Wie kein anderer Präsident vor ihm hat sich Barack Obama für die vielen Briefe interessiert, die ihn im Weißen Haus erreichten. Das Hörbuch stellt eine Auswahl vor und gibt Einblicke in die Arbeit der Mitarbeiter, die sich darum kümmerten.

Jeanne Marie
Laskas Briefe an Obama

Das Portrait einer Nation
Gelesen von Christian Baumann, Julia Cortis, Juliane Köhler, Franz Pätzold
Der Hörverlag
ISBN 978-3-8445- 3300-2
8 Audio CDs

"10 letters a day" – das war das Pensum, das sich Präsident Barack Obama vorgenommen hat. Gemeint waren die Briefe der Bürger, die täglich in rauen Mengen im Weißen Haus ankamen. Für ihn lag darin die Chance, die Stimmung im Land kennen zu lernen. Manche Briefe beantwortete er persönlich oder er gab genaue Anweisung, wie sie zu beantworten seien. Die amerikanische Journalistin Jeanne Marie Laskas hat sich dafür interessiert, wie man im Weißen Haus zu Obamas Zeiten mit der Flut von Bürgerbriefen verfuhr, sie hat sich im sogenannten Lektüreraum umgesehen, mit dem Präsidenten und seinen Mitarbeitern gesprochen.

"10 letters a day"

10. November 2008. An den designierten Präsidenten Barack Obama, Senat der vereinigen Staaten von Amerika.

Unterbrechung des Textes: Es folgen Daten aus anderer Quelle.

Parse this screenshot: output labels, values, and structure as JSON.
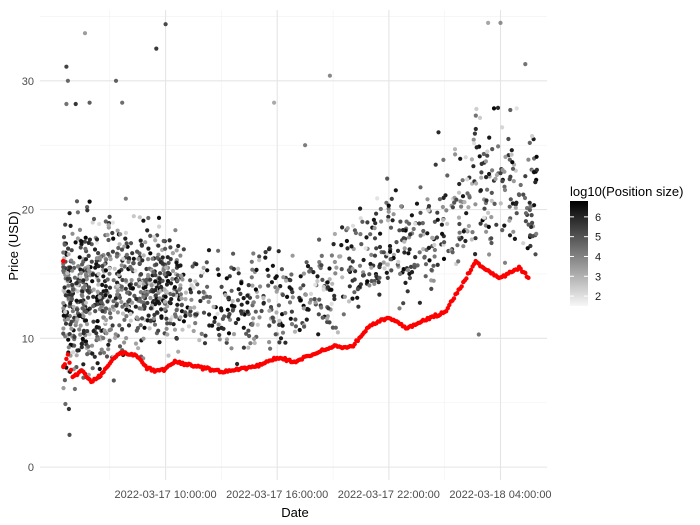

George Washington erhielt im Durchschnitt fünf Briefe pro Tag. Ein reitender Bote brachte sie vorbei. Der Präsident las und beantwortete sie. In späteren Zeiten beschäftigte sich ein Stab von Mitarbeitern mit den Zuschriften, die das Volk an den ersten Mann im Staat richtete. Es gab Präsidenten, die sich kaum dafür interessierten und solche, die Vorlieben und Abneigungen entwickelten.

"Nixon beispielsweise weigerte sich am Ende seiner Präsidentschaft irgendetwas Negatives über sich zu lesen. Reagan beantwortet an den Wochenenden Dutzende Schreiben, schaute hin und wieder in der Poststelle vorbei und las gerne die Briefe von Kindern."

Was die Menschen bewegte

Barack Obama war der Erste, der alle Zuschriften systematisch auswerten ließ, der sich täglich damit beschäftigte und die vielen Briefe als Vertrauensbeweis zu schätzen wusste. Wie nichts sonst gaben sie ihm Auskunft darüber, was die Menschen bewegte. Es ging um das Waffengesetz, um die Rechte der schwarzen Bevölkerung, um ökologische Probleme und immer wieder darum, dass Menschen den Eindruck hatten, viel arbeiten zu müssen und dennoch kaum über die Runden zu kommen.

"An alle im Weißen Haus, die noch ein bisschen gesunden Menschenverstand haben…"

Jeanne Marie Laskas "Briefe an Obama" (Hörbuch)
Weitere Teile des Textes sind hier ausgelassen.